The Court of Appeal established that because the Euro Leave holiday that Mr Smith had chosen to take each year was completely unpaid, it was not lost at the end of each leave year (as would ordinarily be the case under the Working Time Regulations). Instead, because he was not paid for his leave, the 4 weeks Euro Leave carried over indefinitely each year and accumulated until the termination of his engagement. This meant he could bring a claim for 4 weeks' holiday pay for each year of his 6 year engagement and was in time to do so as he brought that claim within 3 months of his engagement ending.

Before this case, it was previously understood (based on King v Sash Windows) that indefinite carry over of leave only applied where a worker had not taken any holiday. This case extends the principle to the scenario where an individual has taken holiday but not been paid anything for it.

What does this mean for businesses?

This decision makes the stakes of wrongly denying worker status much higher as workers will, once terminated, be able to claim pay in lieu of 4 weeks of paid Euro Leave for each year they had unpaid holiday back though  the duration of their engagement (provided they bring such a claim within three months of termination). As the claim is brought under the Working Time Regulations, the two-year backstop limit on unlawful deductions from wages is not relevant.

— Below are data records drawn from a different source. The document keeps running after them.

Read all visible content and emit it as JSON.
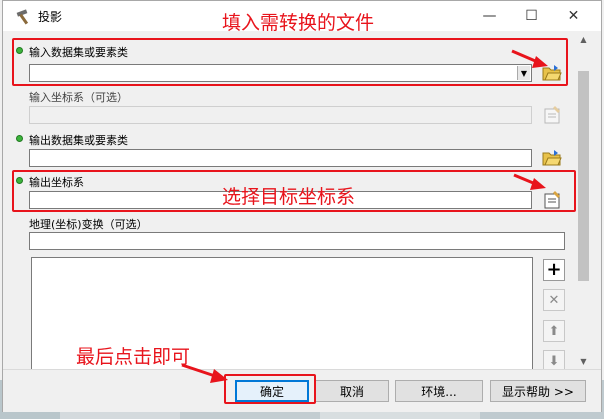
{
  "window": {
    "title": "投影",
    "minimize_glyph": "—",
    "maximize_glyph": "☐",
    "close_glyph": "✕"
  },
  "fields": {
    "input_dataset": {
      "label": "输入数据集或要素类",
      "value": ""
    },
    "input_crs": {
      "label": "输入坐标系（可选）",
      "value": ""
    },
    "output_dataset": {
      "label": "输出数据集或要素类",
      "value": ""
    },
    "output_crs": {
      "label": "输出坐标系",
      "value": ""
    },
    "geo_transform": {
      "label": "地理(坐标)变换（可选）",
      "value": ""
    }
  },
  "list_controls": {
    "add_glyph": "+",
    "remove_glyph": "✕",
    "up_glyph": "⬆",
    "down_glyph": "⬇"
  },
  "buttons": {
    "ok": "确定",
    "cancel": "取消",
    "environments": "环境...",
    "show_help": "显示帮助 >>"
  },
  "annotations": {
    "top": "填入需转换的文件",
    "middle": "选择目标坐标系",
    "bottom": "最后点击即可"
  },
  "colors": {
    "annotation_red": "#e8141c",
    "required_dot_green": "#3cb43c"
  }
}
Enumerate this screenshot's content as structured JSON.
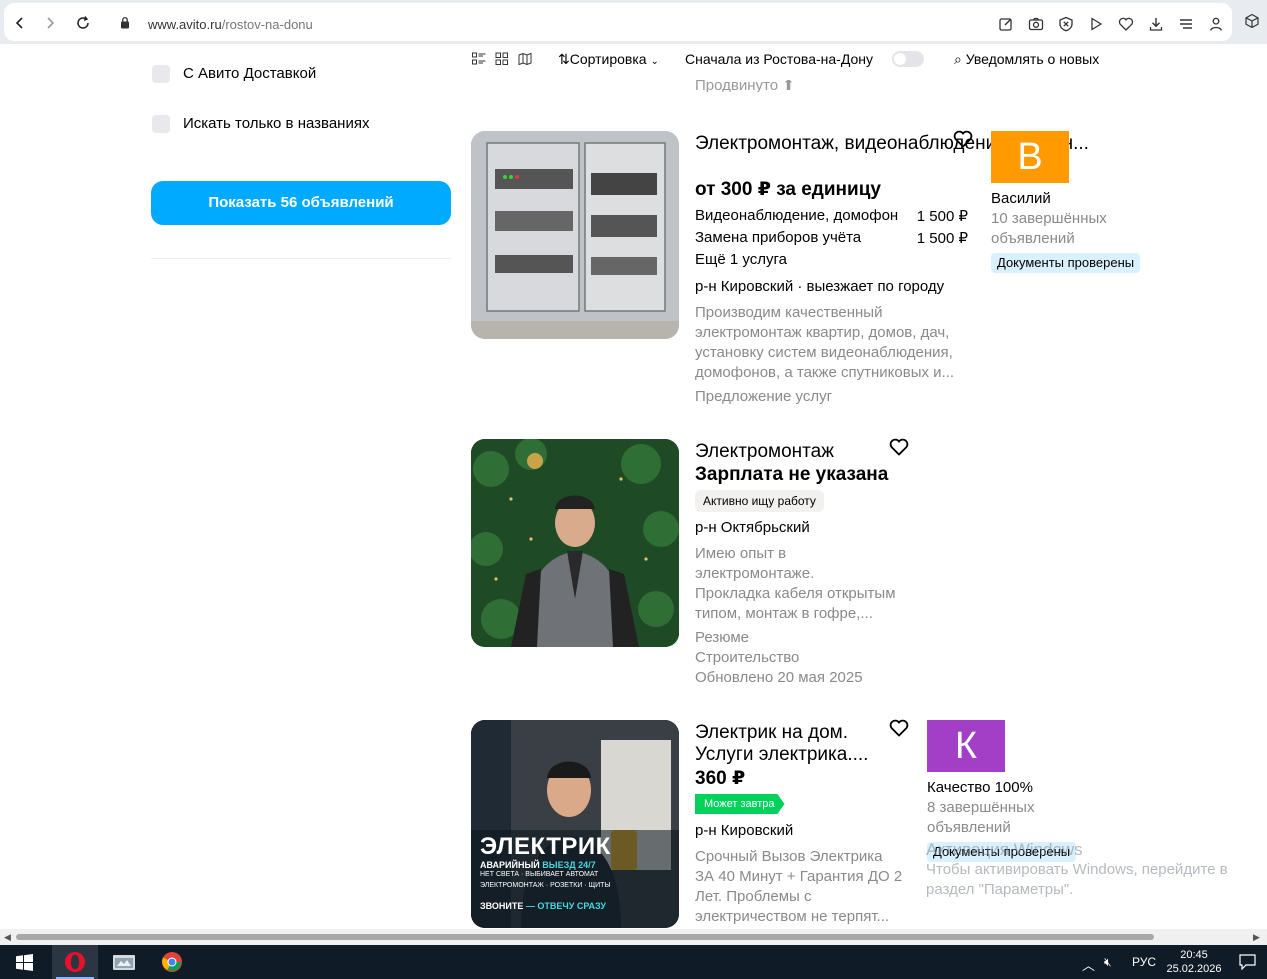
{
  "browser": {
    "url_host": "www.avito.ru",
    "url_path": "/rostov-na-donu"
  },
  "sidebar": {
    "filter_delivery": "С Авито Доставкой",
    "filter_titles_only": "Искать только в названиях",
    "show_button": "Показать 56 объявлений"
  },
  "toolbar": {
    "sort_label": "Сортировка",
    "rostov_first": "Сначала из Ростова-на-Дону",
    "notify": "Уведомлять о новых"
  },
  "cut_text": "Продвинуто",
  "listings": [
    {
      "title": "Электромонтаж, видеонаблюдение,антенн...",
      "price": "от 300 ₽ за единицу",
      "services": [
        {
          "name": "Видеонаблюдение, домофон",
          "price": "1 500 ₽"
        },
        {
          "name": "Замена приборов учёта",
          "price": "1 500 ₽"
        }
      ],
      "more_services": "Ещё 1 услуга",
      "location": "р-н Кировский · выезжает по городу",
      "description": [
        "Производим качественный",
        "электромонтаж квартир, домов, дач,",
        "установку систем видеонаблюдения,",
        "домофонов, а также спутниковых и..."
      ],
      "category": "Предложение услуг",
      "seller": {
        "initial": "В",
        "name": "Василий",
        "sub": [
          "10 завершённых",
          "объявлений"
        ],
        "badge": "Документы проверены",
        "color": "#ff9b00"
      }
    },
    {
      "title": "Электромонтаж",
      "price": "Зарплата не указана",
      "badge": "Активно ищу работу",
      "location": "р-н Октябрьский",
      "description": [
        "Имею опыт в",
        "электромонтаже.",
        "Прокладка кабеля открытым",
        "типом, монтаж в гофре,..."
      ],
      "meta": [
        "Резюме",
        "Строительство",
        "Обновлено 20 мая 2025"
      ]
    },
    {
      "title": [
        "Электрик на дом.",
        "Услуги электрика...."
      ],
      "price": "360 ₽",
      "badge": "Может завтра",
      "location": "р-н Кировский",
      "description": [
        "Срочный Вызов Электрика",
        "ЗА 40 Минут + Гарантия ДО 2",
        "Лет. Проблемы с",
        "электричеством не терпят..."
      ],
      "seller": {
        "initial": "К",
        "name": "Качество 100%",
        "sub": [
          "8 завершённых",
          "объявлений"
        ],
        "badge": "Документы проверены",
        "color": "#a33ec6"
      },
      "image_text": {
        "headline": "ЭЛЕКТРИК",
        "line1a": "АВАРИЙНЫЙ",
        "line1b": "ВЫЕЗД 24/7",
        "line2": "НЕТ СВЕТА · ВЫБИВАЕТ АВТОМАТ",
        "line3": "ЭЛЕКТРОМОНТАЖ · РОЗЕТКИ · ЩИТЫ",
        "cta_a": "ЗВОНИТЕ",
        "cta_b": "— ОТВЕЧУ СРАЗУ"
      }
    }
  ],
  "watermark": {
    "title": "Активация Windows",
    "line1": "Чтобы активировать Windows, перейдите в",
    "line2": "раздел \"Параметры\"."
  },
  "taskbar": {
    "lang": "РУС",
    "time": "20:45",
    "date": "25.02.2026"
  }
}
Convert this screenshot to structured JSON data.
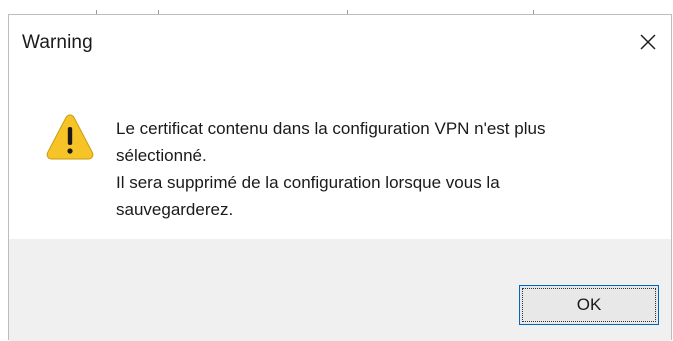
{
  "dialog": {
    "title": "Warning",
    "close_icon": "close-icon",
    "icon": "warning-icon",
    "message_lines": [
      "Le certificat contenu dans la configuration VPN n'est plus",
      "sélectionné.",
      "Il sera supprimé de la configuration lorsque vous la",
      "sauvegarderez."
    ],
    "ok_label": "OK"
  },
  "colors": {
    "warning_fill": "#f7c428",
    "accent_border": "#0067c0",
    "footer_bg": "#f0f0f0"
  }
}
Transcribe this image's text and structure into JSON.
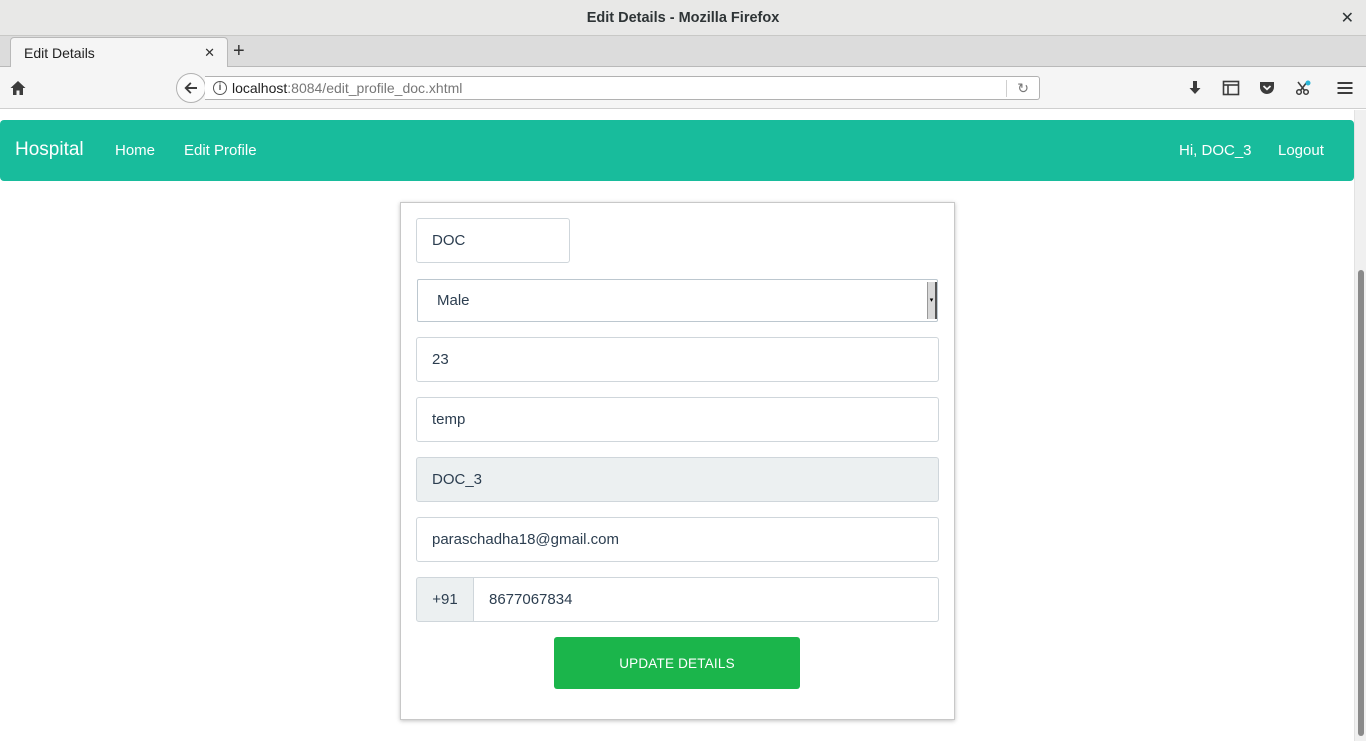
{
  "window": {
    "title": "Edit Details - Mozilla Firefox",
    "close_glyph": "✕"
  },
  "tabs": [
    {
      "label": "Edit Details",
      "close_glyph": "✕"
    }
  ],
  "new_tab_glyph": "+",
  "urlbar": {
    "host": "localhost",
    "rest": ":8084/edit_profile_doc.xhtml",
    "info_glyph": "i",
    "reload_glyph": "↻"
  },
  "toolbar_icons": [
    "home-icon",
    "back-arrow-icon",
    "download-icon",
    "library-icon",
    "pocket-icon",
    "extension-icon",
    "menu-icon"
  ],
  "site": {
    "brand": "Hospital",
    "nav": {
      "home": "Home",
      "edit_profile": "Edit Profile",
      "greeting": "Hi, DOC_3",
      "logout": "Logout"
    },
    "accent": "#18bc9c"
  },
  "form": {
    "first_name": "DOC",
    "gender": "Male",
    "age": "23",
    "specialty": "temp",
    "username": "DOC_3",
    "email": "paraschadha18@gmail.com",
    "phone_prefix": "+91",
    "phone": "8677067834",
    "submit_label": "UPDATE DETAILS",
    "submit_color": "#1bb54b"
  }
}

Many companies who have contractors/consultants may be vulnerable to claims on this basis since most companies (and their contractors/consultants) will have contracted on the premise that self-employment does not include the right to paid holidays. The consequence of this case could lead to significant exposure, particularly where engagements have been long term and given the fact that asserting the right to worker status is not incompatible with self-employed status for taxation purposes (so some contractors could have their tax cake now and eat it on holiday later). 

Employers cannot easily take steps now to extinguish these liabilities (which may relate to unpaid holiday pay from many previous years), except by terminating engagements which may flag the issues to individuals and could still lead to claims if they're brought within 3 months of termination. If you were to go down this route, it would be sensible to align this with other changes in the business to have a separate narrative to justify the reason for the change. 

Where you contract with large numbers of individuals on the premise that they are self-employed, it would be sensible to carry out a worker status assessment and seek an audit on your exposure to claims if the contractors were able to successfully establish they are workers. You would also be sensible to put in place stricter controls to prevent parts of your business from merrily engaging with ‘contractors’ on the premise they are self-employed, without having given thought to whether there is a risk that the relationship could meet the worker status test (which courts have been increasingly willing to find).

Smith v Pimlico also casts doubt on the Bear Scotland v Fulton 3-month gap that previously prevented holiday pay claims from stretching back in a long chain

Currently, where an individual is seeking to bring a claim for unpaid or underpaid holiday as an unlawful deduction from wages, they have to do so within 3 months of the underpayment and can only claim in respect of a series of underpayments which are not broken by 3 months or more (this principle was established by the EAT in Bear Scotland v Fulton). Often this means that holiday pay claims under the unlawful deduction from wages route are quite limited.

In obiter comments in Smith v Pimlico however, the Court of Appeal has given a ‘strong provisional view’ that Bear Scotland v Fulton was wrongly decided and that a claim for a ‘series’ of deductions under unlawful deduction from wages legislation is not broken by a 3-month gap between deductions. Although Bear Scotland v Fulton currently remains the legal position in Great Britain (Northern Ireland reached  a difference decision a while ago), this comment makes it likely that any challenge to this decision will be successful.  However, the statutory backstop on unlawful deductions introduced in 2015 would still limit such claims (i.e. where holiday pay claim is pleaded as an unlawful deduction from wages claim) to the previous two years only.